In 2020, Shan'l was a finalist in the pan-African RFI Discovery Prize competition. She won the public vote, but finished in second place, behind Congolese singer Young Ace Wayé, winner of the competition.

In December 2020, she released Eklektik 2.0, a 24-track album featuring her hit singles including Tchizambengue, Yayayobé and Okokè. It also includes the track Où est le mariage in collaboration with Congolese singer Fally Ipupa.

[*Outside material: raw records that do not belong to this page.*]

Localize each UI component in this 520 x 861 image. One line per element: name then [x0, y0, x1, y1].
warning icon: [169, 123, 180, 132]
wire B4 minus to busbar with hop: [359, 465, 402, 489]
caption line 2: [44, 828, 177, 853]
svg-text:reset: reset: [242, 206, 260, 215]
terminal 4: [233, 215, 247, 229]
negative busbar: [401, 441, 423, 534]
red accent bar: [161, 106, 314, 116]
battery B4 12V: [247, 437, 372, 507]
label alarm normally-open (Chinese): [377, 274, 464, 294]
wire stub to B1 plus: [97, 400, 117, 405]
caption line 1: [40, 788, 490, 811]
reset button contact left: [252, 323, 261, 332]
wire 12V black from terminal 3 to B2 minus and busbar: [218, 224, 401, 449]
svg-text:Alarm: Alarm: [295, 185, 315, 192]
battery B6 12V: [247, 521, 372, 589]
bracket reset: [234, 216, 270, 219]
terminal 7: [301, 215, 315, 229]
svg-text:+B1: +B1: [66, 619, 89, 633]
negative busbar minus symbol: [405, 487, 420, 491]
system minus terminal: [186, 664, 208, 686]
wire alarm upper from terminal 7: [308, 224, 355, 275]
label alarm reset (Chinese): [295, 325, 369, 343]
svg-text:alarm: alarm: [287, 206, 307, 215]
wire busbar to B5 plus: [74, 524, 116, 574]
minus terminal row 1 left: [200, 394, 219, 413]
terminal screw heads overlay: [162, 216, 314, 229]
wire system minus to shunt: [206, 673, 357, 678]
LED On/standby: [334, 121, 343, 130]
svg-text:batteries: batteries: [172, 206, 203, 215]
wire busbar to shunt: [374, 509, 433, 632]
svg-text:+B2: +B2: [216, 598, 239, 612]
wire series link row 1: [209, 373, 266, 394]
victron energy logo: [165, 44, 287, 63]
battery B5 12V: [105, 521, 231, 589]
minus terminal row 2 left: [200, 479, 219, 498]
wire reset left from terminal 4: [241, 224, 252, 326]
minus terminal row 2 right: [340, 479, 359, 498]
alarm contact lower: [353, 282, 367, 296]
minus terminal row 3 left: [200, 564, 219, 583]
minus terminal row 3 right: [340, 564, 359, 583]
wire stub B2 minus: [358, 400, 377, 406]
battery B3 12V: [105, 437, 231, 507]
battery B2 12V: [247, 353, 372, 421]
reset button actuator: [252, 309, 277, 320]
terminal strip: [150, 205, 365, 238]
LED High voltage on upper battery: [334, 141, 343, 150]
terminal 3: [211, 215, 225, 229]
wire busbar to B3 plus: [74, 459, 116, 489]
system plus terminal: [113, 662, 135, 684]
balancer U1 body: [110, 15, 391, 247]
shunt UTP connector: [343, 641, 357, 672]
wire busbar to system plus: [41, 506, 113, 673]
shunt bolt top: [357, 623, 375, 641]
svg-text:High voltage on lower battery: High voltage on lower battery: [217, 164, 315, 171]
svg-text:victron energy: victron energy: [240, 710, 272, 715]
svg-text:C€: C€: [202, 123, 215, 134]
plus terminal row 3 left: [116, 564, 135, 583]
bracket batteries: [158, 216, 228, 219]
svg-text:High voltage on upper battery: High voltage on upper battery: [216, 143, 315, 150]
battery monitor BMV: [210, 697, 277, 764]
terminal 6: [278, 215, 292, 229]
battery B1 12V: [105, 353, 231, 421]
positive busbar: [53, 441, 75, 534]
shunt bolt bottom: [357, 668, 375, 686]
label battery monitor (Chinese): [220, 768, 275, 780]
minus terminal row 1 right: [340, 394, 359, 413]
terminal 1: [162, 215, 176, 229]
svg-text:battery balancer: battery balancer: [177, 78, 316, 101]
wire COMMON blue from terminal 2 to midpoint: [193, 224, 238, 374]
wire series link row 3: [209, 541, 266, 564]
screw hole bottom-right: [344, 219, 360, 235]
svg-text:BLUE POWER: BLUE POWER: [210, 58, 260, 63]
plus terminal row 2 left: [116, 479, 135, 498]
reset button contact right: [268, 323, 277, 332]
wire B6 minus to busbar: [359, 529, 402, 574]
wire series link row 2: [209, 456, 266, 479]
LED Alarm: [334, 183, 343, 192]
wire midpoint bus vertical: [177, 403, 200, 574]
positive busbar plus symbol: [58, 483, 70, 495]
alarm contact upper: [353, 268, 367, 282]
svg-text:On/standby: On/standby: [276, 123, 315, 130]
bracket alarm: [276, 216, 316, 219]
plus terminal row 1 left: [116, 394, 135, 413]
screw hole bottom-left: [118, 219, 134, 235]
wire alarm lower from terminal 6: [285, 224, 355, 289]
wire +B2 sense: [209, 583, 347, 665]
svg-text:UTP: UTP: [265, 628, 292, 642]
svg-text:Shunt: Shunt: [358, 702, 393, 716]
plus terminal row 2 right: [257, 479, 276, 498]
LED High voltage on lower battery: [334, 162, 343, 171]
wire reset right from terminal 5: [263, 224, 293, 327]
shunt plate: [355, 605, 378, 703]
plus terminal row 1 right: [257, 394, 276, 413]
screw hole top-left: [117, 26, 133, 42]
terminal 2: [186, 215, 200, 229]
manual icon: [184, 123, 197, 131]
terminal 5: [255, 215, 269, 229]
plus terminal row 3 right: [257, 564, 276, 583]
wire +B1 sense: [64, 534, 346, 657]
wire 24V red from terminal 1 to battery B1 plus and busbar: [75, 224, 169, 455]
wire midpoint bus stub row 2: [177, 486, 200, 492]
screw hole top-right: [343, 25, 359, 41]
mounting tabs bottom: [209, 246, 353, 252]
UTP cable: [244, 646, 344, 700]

She has ventured into cinema and took on the role of a battered woman in season 2 of the series Eki, la famille c'est secret.

== Discography ==

=== Albums ===

- 2015: Shan’l Is My Name
- 2020: Eklektik 2.0
- 2026: Résilience

=== Singles ===

- 2015: Je me bats pour réussir
- 2015: Better Think
- 2015: Où est le gars
- 2015: Camisolé
- 2016: My Love
- 2017: Je te suivrais avec Rico
- 2017: Love It with Magasco
- 2017: Maria
- 2018: Tchizambengue
- 2018: Serré Serré
- 2019: C'est Pas Les Gbés Gbés Gbés
- 2019: Poupish
- 2019: Yayayobé
- 2020: Où est le mariage with Fally Ipupa
- 2020: Je veux faire l'amour
- 2021: Okokè

=== Collaborations ===

- 2012: Dormir seul de F.A.N.G
- 2012: L'aveu de Arielle T
- 2014: Tu vas te Waz de J-Rio
- 2017: Bonobo by Créol
- 2020: Il paraît from Mimie
- 2021: Pehi Sair de Shado Chris

== Prizes and Awards ==

- 2018: Prix International des Musiques Urbaines et du Coupé-décalé (PRIMUD), Meilleure artiste d’Afrique Centrale
- 2018: African Musik Magazine Awards (AFRIMMA), Meilleure artiste d’Afrique Centrale (Nomination)
- 2019: Meilleure artiste d'Afrique centrale, All Africa Music Awards (AFRIMA)
- 2020: Meilleure artiste d’Afrique Centrale, (PRIMUD)
- 2020: African Musik Magazine Awards (AFRIMMA), Meilleure artiste d’Afrique Centrale (Nomination)
- 2020: Meilleure artiste féminine aux Kotas (The Gabonese Awards of the year)

- 2021: Meilleur artiste féminine d'Afrique centrale au All African Music Awards

- 2021: Meilleur collaboration de l'année avec le titre (où est le mariage) en feat avec le chanteur congolais Fally Ipupa (Nomination)

- 2021: Meilleur artiste francophone au (Canal D'or) Nomination.